A rejeição do peronismo, um movimento que defende uma forte intervenção estatal na economia e na justiça social que governou durante grande parte das últimas duas décadas, “contou mais” do que os problemas políticos de Milei e “o desgaste” do poder, disse à AFP Carlos Fara, presidente da Associação Internacional de Consultores Políticos.
O colega cientista político Sergio Berensztein disse que os peronistas eram os culpados pela sua própria morte.
“Não só não houve autocrítica pelos desastres perpetrados pelos governos anteriores, mas também não houve uma resposta abrangente à agenda de reformas definida pelo Governo”, disse ele.
Fara acrescentou que o aprofundamento do deadlock entre Milei e o Congresso, que ameaçou criar paralisia política, também deixou os eleitores “desiludidos e sem energia”.
Nas últimas semanas, o Congresso bloqueou os vetos de Milei aos aumentos de gastos vinculados à inflação em universidades, saúde e cuidados para deficientes.
A mensagem da oposição centrou-se em “pôr fim a Milei” e “propor mais do mesmo, sem qualquer alternativa ao plano económico de Milei”, disse o cientista político independente Carlos Germano.
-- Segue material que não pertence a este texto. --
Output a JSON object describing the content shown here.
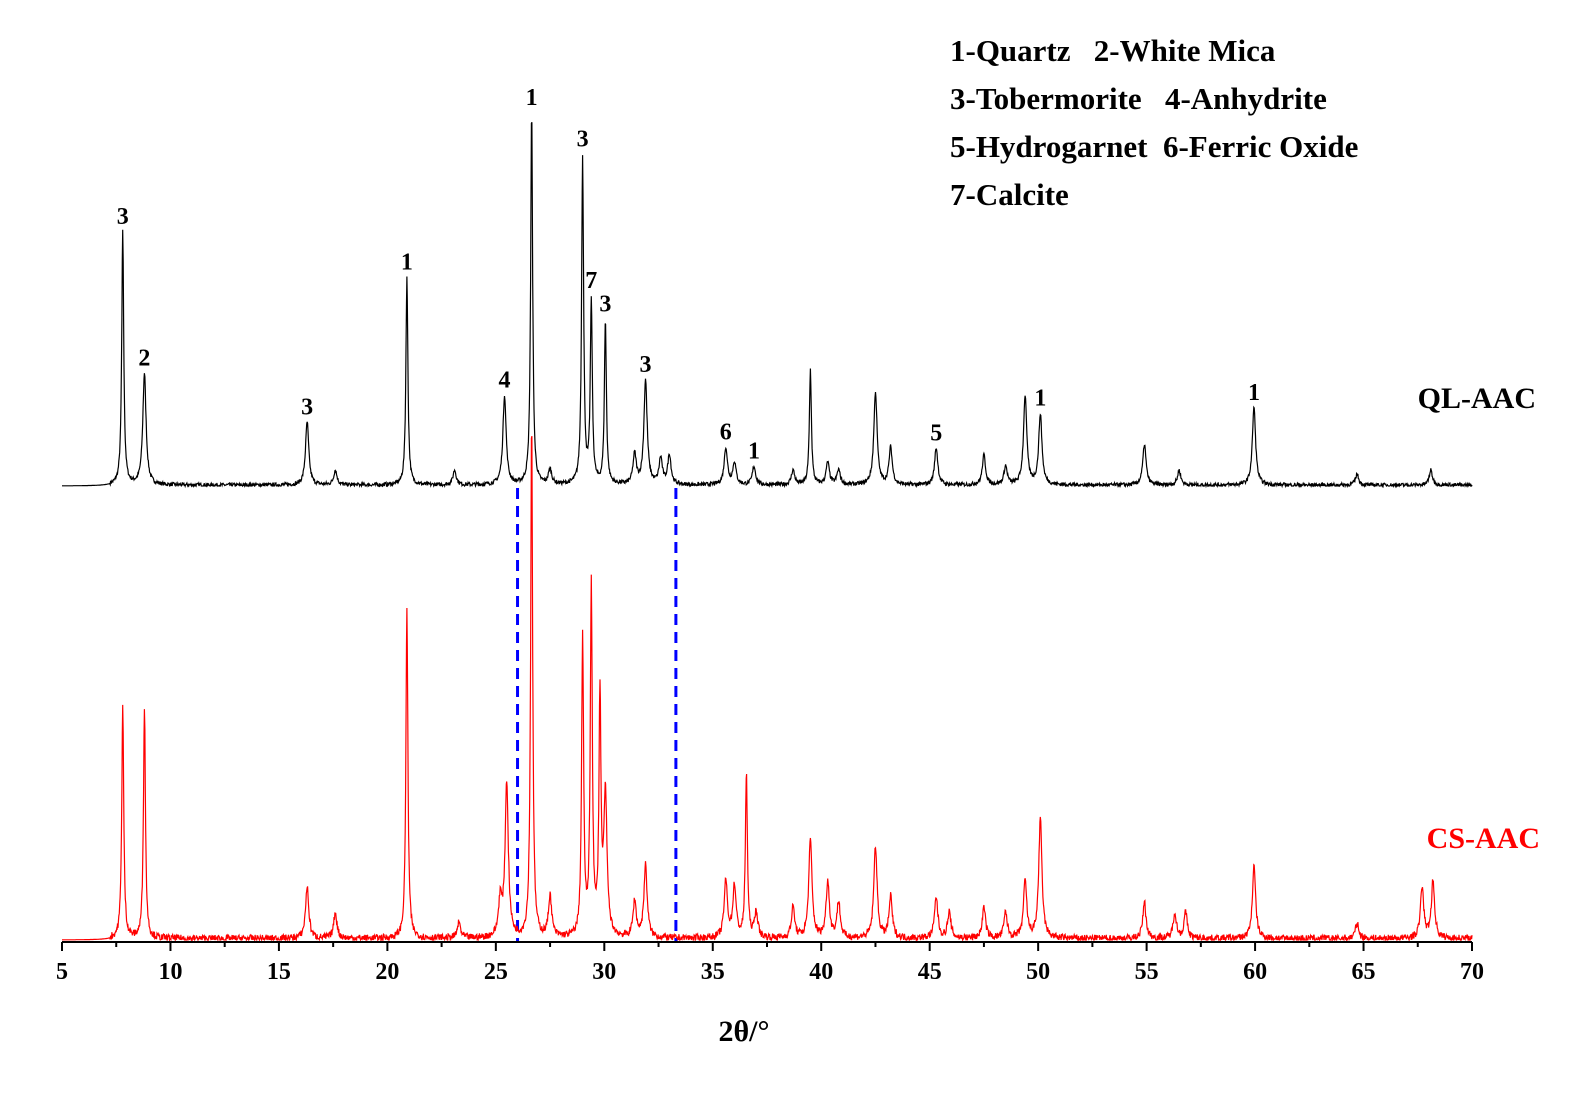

A aparente falta de uma alternativa viável à agenda de Milei traduziu-se numa participação historicamente pequena de cerca de 67% – a mais baixa em mais de 40 anos na Argentina, onde o voto é obrigatório.
É a inflação, estúpido
Muitos argentinos sentem uma dívida de gratidão para com Milei por reduzir aquela que foi uma das taxas de inflação mais elevadas do mundo – mesmo que isso tenha sido conseguido através de uma austeridade mordaz que corroeu o poder de compra da classe média e deixou muitos reformados e outros grupos vulneráveis na miséria.
Na prossecução do seu objectivo world de um orçamento equilibrado, Milei cortou dezenas de milhares de empregos no sector público, bem como financiamento para ciência, educação, saúde e obras públicas.
No entanto, apesar das dificuldades resultantes, os argentinos continuam mais traumatizados com a memória da inflação mensal de dois dígitos, disse à AFP Shila Vilker, diretora da empresa de consultoria Trespuntozero.
“Eu não subestimaria a estabilidade e o controle da inflação, que são extremamente valiosos na psique de boa parte dos argentinos”, acrescentou Vilker.
Estabilidade económica
Os temores de um desastre financeiro que desencadearia um novo aumento na inflação no caso da derrota de Milei também pesaram fortemente.
Nas semanas que antecederam a votação, os argentinos tiveram uma ideia do que possivelmente estava por vir, à medida que os investidores trocavam pesos por dólares devido à série de problemas políticos e financeiros de Milei.
Um pacote de ajuda multibilionária dos Estados Unidos, que o presidente dos EUA, Donald Trump, condicionou ao sucesso eleitoral de Milei, ajudou a acalmar o nervosismo do mercado.
“A aparição da ajuda dos EUA na campanha ajudou a evitar que a questão do dólar explodisse”, observou Germano.
Mas a ajuda não foi “transcendental”, disse ele.
Os eleitores, explicou ele, estavam simplesmente interessados em dar a Milei mais tempo para implementar políticas consideradas preferíveis aos grandes gastos dos peronistas.
A eleição “pelo menos trará um pouco de paz de espírito diante de tanta incerteza sobre o que aconteceria se as coisas corressem mal”, disse Juan Salvatori, um administrador de 52 anos, à AFP.
Patricio Mejuto, 37 anos, concorda com essa opinião.
“Eles cometeram um erro com os pensionistas e com o Hospital Pediátrico Garrahan” alvo dos cortes de gastos de Milei, disse ele.
“Mas eles podem se adaptar, ainda há tempo”, acrescentou.